Respond rather than react [41:34]

blog Apr 05, 2024

We have explored this verse from Sura Fussilat from many different aspects. Today’s exploration will be in line with our theme of using verses from the Quran to guide us when we find ourselves in the midst of an argument.

Despite our best intentions, things can get heated when we are in the midst of a conflict. It is hard to hear things that go against our belief system. It is so easy to take things personally. Others can say things in a way that triggers us and potentially make us lose our emotional balance.

This verse from Sura Fussilat advices us to not react when others fall short of respectful conduct.

Repel [evil] with what is best. [If you do so,] behold, he between whom and you was enmity, will be as though he were a sympathetic friend [Quran 41:34].

Scholars explain that the absence of a direct object after repel in the above verse means that the verse is open to many meanings and possibilities: we can repel anger with patience, error with truth, ignorance with clemency, and the commission of evil with pardon.

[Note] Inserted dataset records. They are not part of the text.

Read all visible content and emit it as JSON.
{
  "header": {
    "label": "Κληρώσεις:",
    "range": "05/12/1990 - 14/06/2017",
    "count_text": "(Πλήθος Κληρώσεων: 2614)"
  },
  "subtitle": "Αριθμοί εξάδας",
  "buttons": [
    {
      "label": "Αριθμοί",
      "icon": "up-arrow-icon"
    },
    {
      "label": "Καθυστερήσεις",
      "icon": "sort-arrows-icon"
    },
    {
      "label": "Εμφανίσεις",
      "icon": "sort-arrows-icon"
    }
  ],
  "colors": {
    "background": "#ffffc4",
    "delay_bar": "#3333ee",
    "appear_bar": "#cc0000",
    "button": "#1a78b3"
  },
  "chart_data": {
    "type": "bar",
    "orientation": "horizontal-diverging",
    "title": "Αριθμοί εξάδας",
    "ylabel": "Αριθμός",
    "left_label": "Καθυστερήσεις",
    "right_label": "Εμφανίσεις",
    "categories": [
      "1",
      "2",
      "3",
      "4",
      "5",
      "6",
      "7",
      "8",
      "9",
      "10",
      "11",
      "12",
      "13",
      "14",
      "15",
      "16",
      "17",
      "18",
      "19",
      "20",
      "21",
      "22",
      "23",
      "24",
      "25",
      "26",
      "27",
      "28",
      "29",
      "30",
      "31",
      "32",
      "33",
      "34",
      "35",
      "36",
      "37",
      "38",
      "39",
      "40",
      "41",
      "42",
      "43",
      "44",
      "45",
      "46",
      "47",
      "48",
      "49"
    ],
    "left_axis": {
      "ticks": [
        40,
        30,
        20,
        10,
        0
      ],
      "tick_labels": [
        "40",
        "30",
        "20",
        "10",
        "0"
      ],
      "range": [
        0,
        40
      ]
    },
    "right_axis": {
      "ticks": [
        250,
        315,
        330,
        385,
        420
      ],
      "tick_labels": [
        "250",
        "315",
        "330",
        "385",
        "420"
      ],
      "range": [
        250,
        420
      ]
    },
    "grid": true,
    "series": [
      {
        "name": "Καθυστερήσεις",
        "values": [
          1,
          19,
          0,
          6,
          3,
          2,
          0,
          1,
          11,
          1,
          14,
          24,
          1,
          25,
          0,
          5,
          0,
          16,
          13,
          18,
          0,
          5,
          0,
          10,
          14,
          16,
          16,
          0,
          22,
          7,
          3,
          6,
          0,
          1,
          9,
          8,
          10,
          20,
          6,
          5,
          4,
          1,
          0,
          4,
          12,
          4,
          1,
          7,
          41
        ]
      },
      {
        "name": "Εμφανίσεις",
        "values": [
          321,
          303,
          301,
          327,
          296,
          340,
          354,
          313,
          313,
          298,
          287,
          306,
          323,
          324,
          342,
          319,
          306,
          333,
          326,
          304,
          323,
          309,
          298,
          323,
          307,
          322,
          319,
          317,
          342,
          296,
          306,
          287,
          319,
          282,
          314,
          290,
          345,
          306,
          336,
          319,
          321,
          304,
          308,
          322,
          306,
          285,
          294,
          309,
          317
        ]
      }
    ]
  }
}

In other words, instead of reacting to people’s behavior out of anger, we can practice responding in a way that is aligned to our own value system.

As this verse explains, when we do this, it gives the other person a chance to calm down, it diffuses the tension and the aggression and allows the conversation to get back on track. A practice of repelling evil [or communication triggers and mistakes] with good [responsive and worthy communication] can lead to reconciliation, love, and (re)connection.

How?
We need to pause enough so that we can remind ourselves of the gifts Allah [swt] has given us in order to repel evil with good. If we encounter a trigger and pause long enough to engage our human brain, we create a space. And in that space we can use tools or gifts from our human tool box.

These gifts are the gift of imagination [I can imagine myself repelling evil with good], of self-control [I am capable of using self-control to stop myself from saying and doing things which are not in line with the greater good, of will power [I have will power to practice living according to Divinely guided values] and the gift of conscience [I have an internal moral compass that guides to towards the greater good].

When we gift ourselves the gift of pausing, we are able to separate trigger from reaction and use the tools in our human tool box.

It is only when we use some or all of these gifts that we can respond based on our own values rather than react to poor behaviour on the part of another.